As for science, one science day, the travelling planetarium came to town! It went to the elementary school, and John made sure we were part of the experience. It was so fun. It was like a bouncy castle without the bouncy part. He showed us constellations and talked about planets.



He also brought a real meteorite, and all my kids insisted on having their picture taken with it.






And as for my science club, I did my most epic class of the year, if not of all time: DRY ICE!

Not only a dry ice party, I Halloween Dress up dry ice party!

I spent all morning running to Lethbridge to get it (the man was super kind. I told him I wanted 20 lbs and he said that would be $70 and I was crest fallen, so he asked what it was for and I said it was for classes to to science experiments with kids, and he gave it to me for $20.) You have to go to a welding supply store in Canada to get dry ice. In the US you can get it everywhere.

I had tons of moms and Dustin helping me, and we did it all: we did huge bubbles and small bubbles and even "boo" bubbles, we did fake liquid nitrogen to freeze gummy worms in 30 seconds, we made a carbonated drink and ice cream, we put out fire, we wiggled coins, we had floating bubbles, we "carved" a pumpkin in an instant, and we blew up balloons (I'm sure I'm forgetting some of the stuff we did.)
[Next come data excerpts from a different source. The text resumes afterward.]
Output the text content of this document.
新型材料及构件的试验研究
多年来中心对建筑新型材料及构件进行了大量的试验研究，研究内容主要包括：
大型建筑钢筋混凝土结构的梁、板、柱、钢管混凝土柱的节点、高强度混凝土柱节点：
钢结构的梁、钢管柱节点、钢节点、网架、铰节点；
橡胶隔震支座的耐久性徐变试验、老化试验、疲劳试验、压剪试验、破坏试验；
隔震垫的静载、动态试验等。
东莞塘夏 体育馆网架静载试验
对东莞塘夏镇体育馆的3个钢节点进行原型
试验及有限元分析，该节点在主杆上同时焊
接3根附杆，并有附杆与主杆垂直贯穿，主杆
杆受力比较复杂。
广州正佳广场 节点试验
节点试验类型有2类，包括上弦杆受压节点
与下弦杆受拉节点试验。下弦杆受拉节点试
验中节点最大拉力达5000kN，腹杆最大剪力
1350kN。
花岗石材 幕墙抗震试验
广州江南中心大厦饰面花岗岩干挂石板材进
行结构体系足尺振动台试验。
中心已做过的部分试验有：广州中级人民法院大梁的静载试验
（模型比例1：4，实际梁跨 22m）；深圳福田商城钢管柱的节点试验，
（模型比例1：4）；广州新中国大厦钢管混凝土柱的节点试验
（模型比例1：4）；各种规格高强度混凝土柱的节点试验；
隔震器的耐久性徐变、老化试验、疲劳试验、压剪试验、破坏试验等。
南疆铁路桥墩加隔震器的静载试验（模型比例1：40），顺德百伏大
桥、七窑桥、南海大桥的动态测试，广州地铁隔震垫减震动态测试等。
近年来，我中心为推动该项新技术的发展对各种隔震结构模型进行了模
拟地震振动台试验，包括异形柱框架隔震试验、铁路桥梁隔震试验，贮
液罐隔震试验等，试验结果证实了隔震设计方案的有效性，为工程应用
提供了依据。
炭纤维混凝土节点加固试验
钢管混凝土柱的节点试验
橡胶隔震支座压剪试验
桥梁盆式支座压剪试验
But not only did we do all that, we did it TWICE! There were almost 40 kids in total. Crazy

The only thing we didn't do twice was....ummm...a dry ice bomb.
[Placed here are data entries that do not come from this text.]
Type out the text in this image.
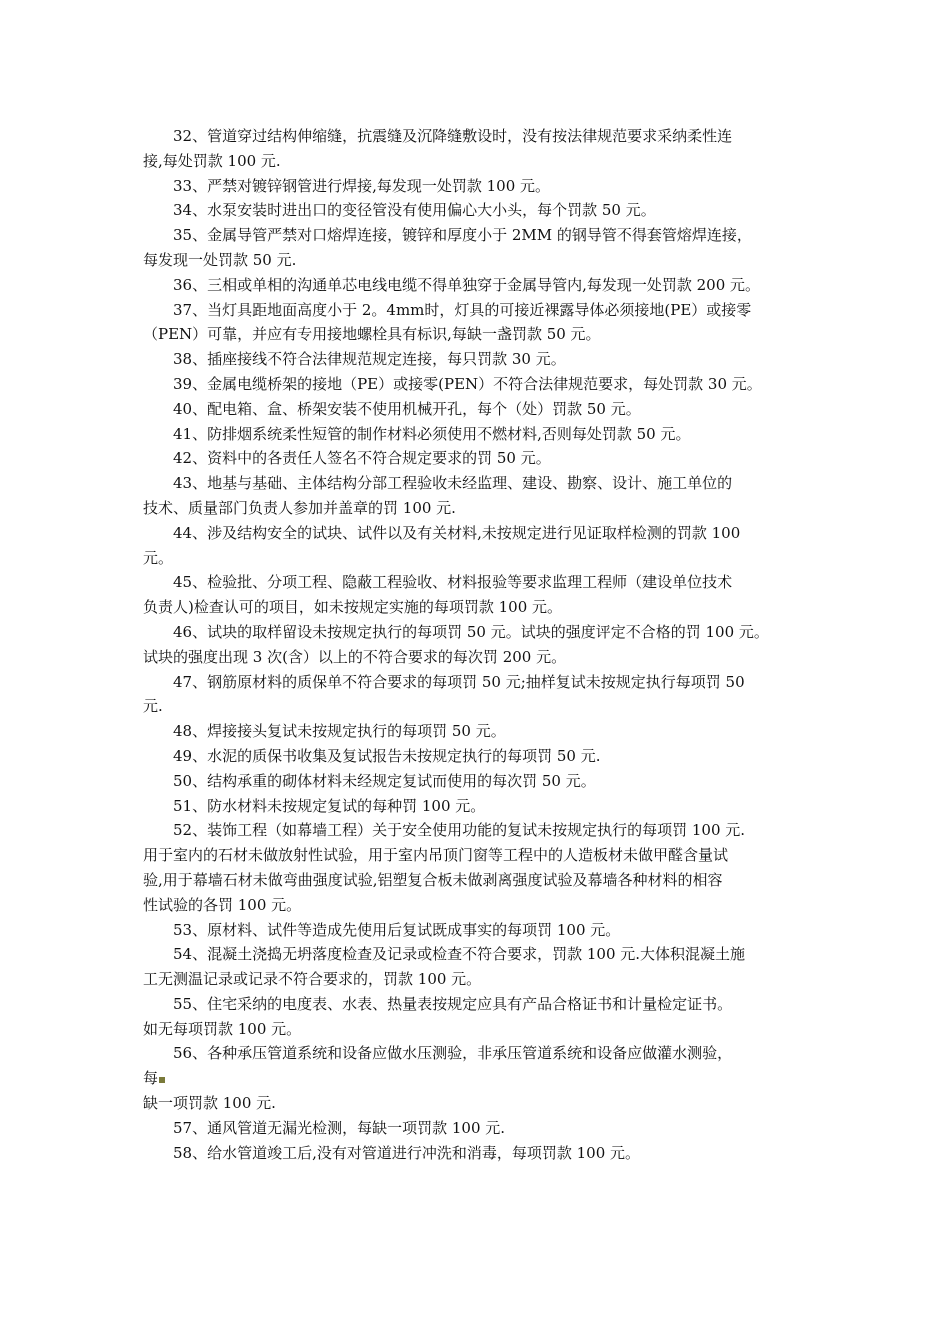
32、管道穿过结构伸缩缝，抗震缝及沉降缝敷设时，没有按法律规范要求采纳柔性连
接,每处罚款 100 元.
33、严禁对镀锌钢管进行焊接,每发现一处罚款 100 元。
34、水泵安装时进出口的变径管没有使用偏心大小头，每个罚款 50 元。
35、金属导管严禁对口熔焊连接，镀锌和厚度小于 2MM 的钢导管不得套管熔焊连接，
每发现一处罚款 50 元.
36、三相或单相的沟通单芯电线电缆不得单独穿于金属导管内,每发现一处罚款 200 元。
37、当灯具距地面高度小于 2。4mm时，灯具的可接近裸露导体必须接地(PE）或接零
（PEN）可靠，并应有专用接地螺栓具有标识,每缺一盏罚款 50 元。
38、插座接线不符合法律规范规定连接，每只罚款 30 元。
39、金属电缆桥架的接地（PE）或接零(PEN）不符合法律规范要求，每处罚款 30 元。
40、配电箱、盒、桥架安装不使用机械开孔，每个（处）罚款 50 元。
41、防排烟系统柔性短管的制作材料必须使用不燃材料,否则每处罚款 50 元。
42、资料中的各责任人签名不符合规定要求的罚 50 元。
43、地基与基础、主体结构分部工程验收未经监理、建设、勘察、设计、施工单位的
技术、质量部门负责人参加并盖章的罚 100 元.
44、涉及结构安全的试块、试件以及有关材料,未按规定进行见证取样检测的罚款 100
元。
45、检验批、分项工程、隐蔽工程验收、材料报验等要求监理工程师（建设单位技术
负责人)检查认可的项目，如未按规定实施的每项罚款 100 元。
46、试块的取样留设未按规定执行的每项罚 50 元。试块的强度评定不合格的罚 100 元。
试块的强度出现 3 次(含）以上的不符合要求的每次罚 200 元。
47、钢筋原材料的质保单不符合要求的每项罚 50 元;抽样复试未按规定执行每项罚 50
元.
48、焊接接头复试未按规定执行的每项罚 50 元。
49、水泥的质保书收集及复试报告未按规定执行的每项罚 50 元.
50、结构承重的砌体材料未经规定复试而使用的每次罚 50 元。
51、防水材料未按规定复试的每种罚 100 元。
52、装饰工程（如幕墙工程）关于安全使用功能的复试未按规定执行的每项罚 100 元.
用于室内的石材未做放射性试验，用于室内吊顶门窗等工程中的人造板材未做甲醛含量试
验,用于幕墙石材未做弯曲强度试验,铝塑复合板未做剥离强度试验及幕墙各种材料的相容
性试验的各罚 100 元。
53、原材料、试件等造成先使用后复试既成事实的每项罚 100 元。
54、混凝土浇捣无坍落度检查及记录或检查不符合要求，罚款 100 元.大体积混凝土施
工无测温记录或记录不符合要求的，罚款 100 元。
55、住宅采纳的电度表、水表、热量表按规定应具有产品合格证书和计量检定证书。
如无每项罚款 100 元。
56、各种承压管道系统和设备应做水压测验，非承压管道系统和设备应做灌水测验，
每
缺一项罚款 100 元.
57、通风管道无漏光检测，每缺一项罚款 100 元.
58、给水管道竣工后,没有对管道进行冲洗和消毒，每项罚款 100 元。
Not sure the neighbours appreciated that.




Don't you love the endermen? Maxwell made that hat, and its eyes glow and can hold speakers for the endermen song to play.
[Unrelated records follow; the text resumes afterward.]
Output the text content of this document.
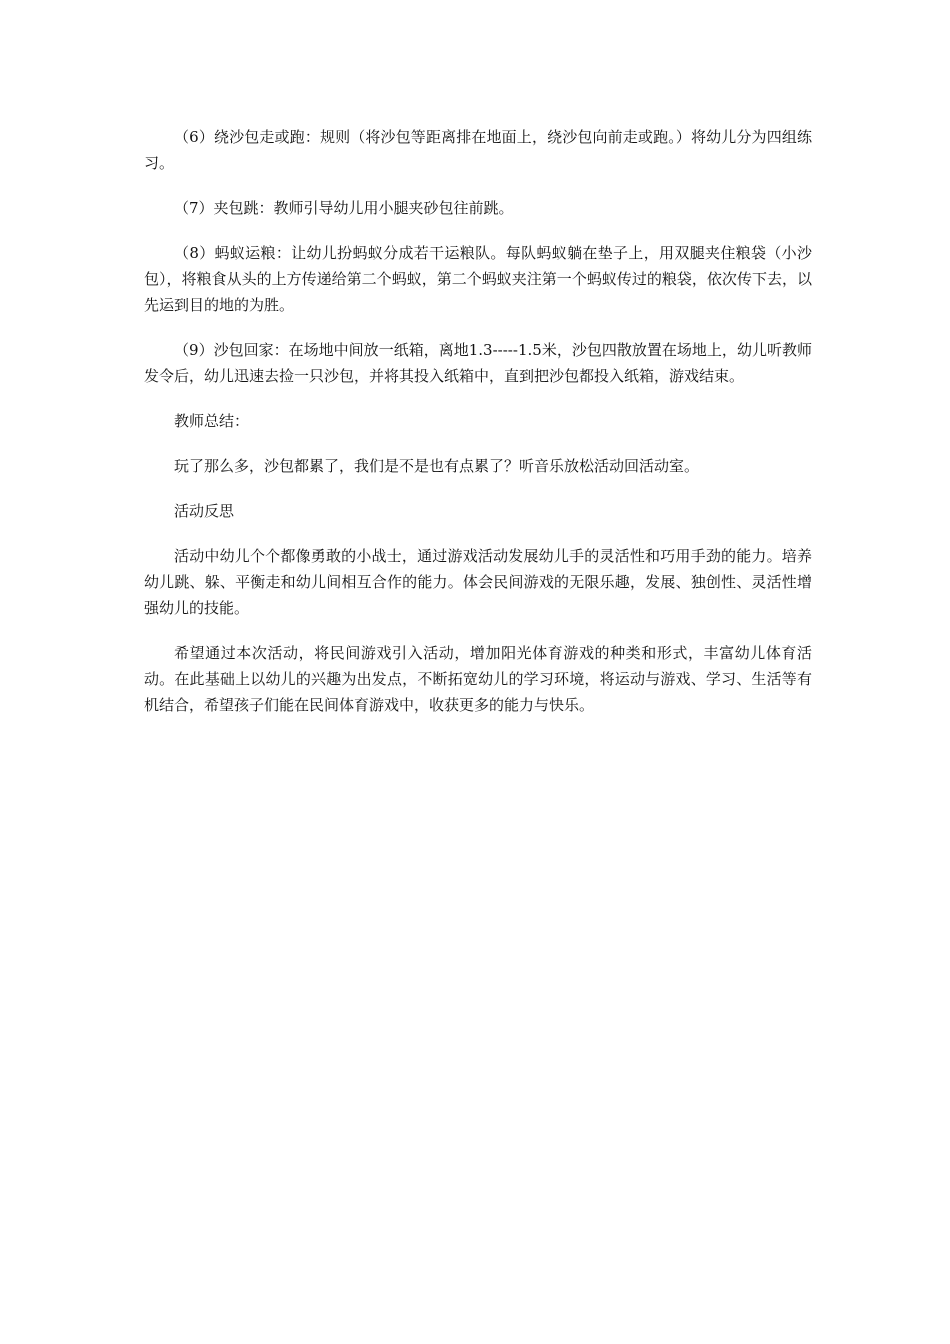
（6）绕沙包走或跑：规则（将沙包等距离排在地面上，绕沙包向前走或跑。）将幼儿分为四组练习。

（7）夹包跳：教师引导幼儿用小腿夹砂包往前跳。

（8）蚂蚁运粮：让幼儿扮蚂蚁分成若干运粮队。每队蚂蚁躺在垫子上，用双腿夹住粮袋（小沙包），将粮食从头的上方传递给第二个蚂蚁，第二个蚂蚁夹注第一个蚂蚁传过的粮袋，依次传下去，以先运到目的地的为胜。

（9）沙包回家：在场地中间放一纸箱，离地1.3-----1.5米，沙包四散放置在场地上，幼儿听教师发令后，幼儿迅速去捡一只沙包，并将其投入纸箱中，直到把沙包都投入纸箱，游戏结束。

教师总结：

玩了那么多，沙包都累了，我们是不是也有点累了？听音乐放松活动回活动室。

活动反思

活动中幼儿个个都像勇敢的小战士，通过游戏活动发展幼儿手的灵活性和巧用手劲的能力。培养幼儿跳、躲、平衡走和幼儿间相互合作的能力。体会民间游戏的无限乐趣，发展、独创性、灵活性增强幼儿的技能。

希望通过本次活动，将民间游戏引入活动，增加阳光体育游戏的种类和形式，丰富幼儿体育活动。在此基础上以幼儿的兴趣为出发点，不断拓宽幼儿的学习环境，将运动与游戏、学习、生活等有机结合，希望孩子们能在民间体育游戏中，收获更多的能力与快乐。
And I realize that I haven't been posting much about the "essentials" Don't worry, we HAVE been doing them.  In fact, Maxwell just got a 28 on the practice ACT math test! Proud mumma moment.

Hyrum and Daniel are both doing level "G" in Rightstart even though they are opposite ends of the book. Hyrum just did an awesome lesson where he had to find the hight of things using similar triangles.

In one problem, he has to see the top of the object in a mirror as part of creating the similar triangles, so we found out how tall our house was:


And last but not least, I went to a dyslexia conference in Calgary put on by the Decoding Dyslexia Alberta Chapter. I'm so glad I did. It's good to know that I'm not alone in Alberta, and there are already steps being taken to help those with dyslexia here. They were of the Sally Shaywitz mindset, just like me (i.e. not into vision therapy and or the Gift of Dyslexia guy, but instead independent scientific research only please.)

Although, it really bugged me that they were selling the "Teach your child to read in 100 easy lessons" book. If you're dyslexic, BURN THAT BOOK! but if not, it will work for you great.